Libertarians have as much of an agenda as anyone else.  They may not be on "the other side" but they are on a side.  The reach ideological conclusions based on what they believe, and then argue in support of these ideological beliefs.  They shape their conclusions based on what they have as their intention, not changing their intention, based upon what the reality would say.  Like, for example, if someone showed numerous information on how a single-payer run system for healthcare produces superior results to the best intentioned free market solutions, in no way would Reason EVER go with it.  They would just keep looking to try to spin the argument their way.

Of course they have an agenda. Basically anyone who is going to bother to run a political website does. But at least it's an ideological one in their case rather than a partisan one, so their arguments tend to be rather more substantive than the usual reflexive naysaying. They don't change their tune according to whatever is the stupid party line of the day, and they even take apart the Libertarian Party since it's a hopeless mess and they don't feel beholden to it.

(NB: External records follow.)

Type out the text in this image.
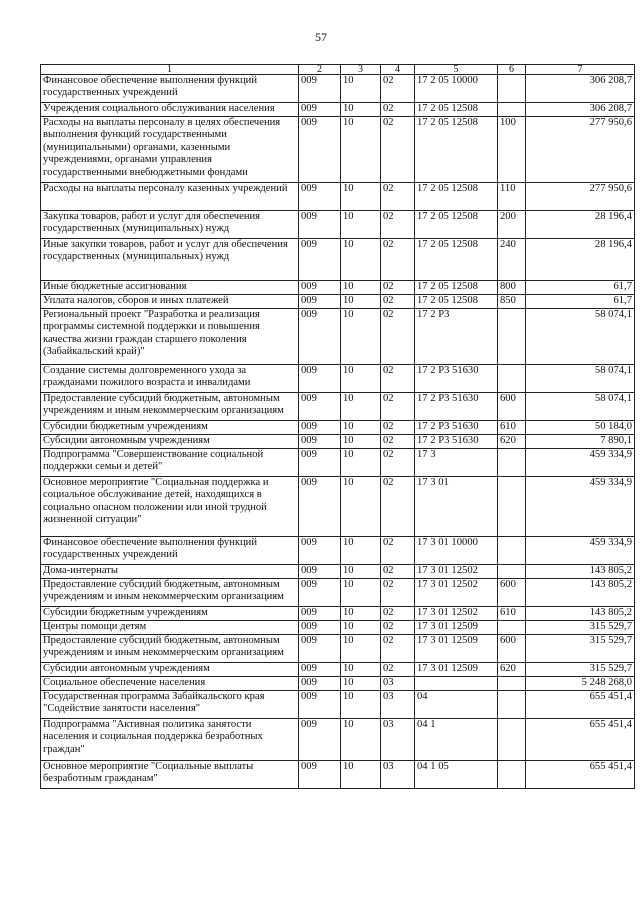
57
1	2	3	4	5	6	7
Финансовое обеспечение выполнения функций государственных учреждений	009	10	02	17 2 05 10000		306 208,7
Учреждения социального обслуживания населения	009	10	02	17 2 05 12508		306 208,7
Расходы на выплаты персоналу в целях обеспечения выполнения функций государственными (муниципальными) органами, казенными учреждениями, органами управления государственными внебюджетными фондами	009	10	02	17 2 05 12508	100	277 950,6
Расходы на выплаты персоналу казенных учреждений	009	10	02	17 2 05 12508	110	277 950,6
Закупка товаров, работ и услуг для обеспечения государственных (муниципальных) нужд	009	10	02	17 2 05 12508	200	28 196,4
Иные закупки товаров, работ и услуг для обеспечения государственных (муниципальных) нужд	009	10	02	17 2 05 12508	240	28 196,4
Иные бюджетные ассигнования	009	10	02	17 2 05 12508	800	61,7
Уплата налогов, сборов и иных платежей	009	10	02	17 2 05 12508	850	61,7
Региональный проект "Разработка и реализация программы системной поддержки и повышения качества жизни граждан старшего поколения (Забайкальский край)"	009	10	02	17 2 P3		58 074,1
Создание системы долговременного ухода за гражданами пожилого возраста и инвалидами	009	10	02	17 2 P3 51630		58 074,1
Предоставление субсидий бюджетным, автономным учреждениям и иным некоммерческим организациям	009	10	02	17 2 P3 51630	600	58 074,1
Субсидии бюджетным учреждениям	009	10	02	17 2 P3 51630	610	50 184,0
Субсидии автономным учреждениям	009	10	02	17 2 P3 51630	620	7 890,1
Подпрограмма "Совершенствование социальной поддержки семьи и детей"	009	10	02	17 3		459 334,9
Основное мероприятие "Социальная поддержка и социальное обслуживание детей, находящихся в социально опасном положении или иной трудной жизненной ситуации"	009	10	02	17 3 01		459 334,9
Финансовое обеспечение выполнения функций государственных учреждений	009	10	02	17 3 01 10000		459 334,9
Дома-интернаты	009	10	02	17 3 01 12502		143 805,2
Предоставление субсидий бюджетным, автономным учреждениям и иным некоммерческим организациям	009	10	02	17 3 01 12502	600	143 805,2
Субсидии бюджетным учреждениям	009	10	02	17 3 01 12502	610	143 805,2
Центры помощи детям	009	10	02	17 3 01 12509		315 529,7
Предоставление субсидий бюджетным, автономным учреждениям и иным некоммерческим организациям	009	10	02	17 3 01 12509	600	315 529,7
Субсидии автономным учреждениям	009	10	02	17 3 01 12509	620	315 529,7
Социальное обеспечение населения	009	10	03			5 248 268,0
Государственная программа Забайкальского края "Содействие занятости населения"	009	10	03	04		655 451,4
Подпрограмма "Активная политика занятости населения и социальная поддержка безработных граждан"	009	10	03	04 1		655 451,4
Основное мероприятие "Социальные выплаты безработным гражданам"	009	10	03	04 1 05		655 451,4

While one can argue that politically biased, driven by building a coalition to gain and maintain control over political offices is the near the bottom of the barrel as far as good goes (maybe just doing it for the money and having no ethics is worse), it doesn't mean being ideologically driven doesn't have its own problems and isn't good.  Libertarians are a prime example of this, as would about any ideologically driven group.   The problem is a denial of reality, which ends up doing biased filtering and seeing what is going on and adjust to it.  And apparently Reason is even more ideologically driven than the Libertarian Party is, based on what you said.  The ideologically driven person really doesn't do much in the world at all.  MAYBE if they have a business, they can do things, but what they do has little to do with their ideology and more with how they serve and solve problems.  There is the religious angle, and they have agendas.  But I would say very likely anything they do that would fit the agenda would have to be tied back to actually serving people and doing things pragmatically.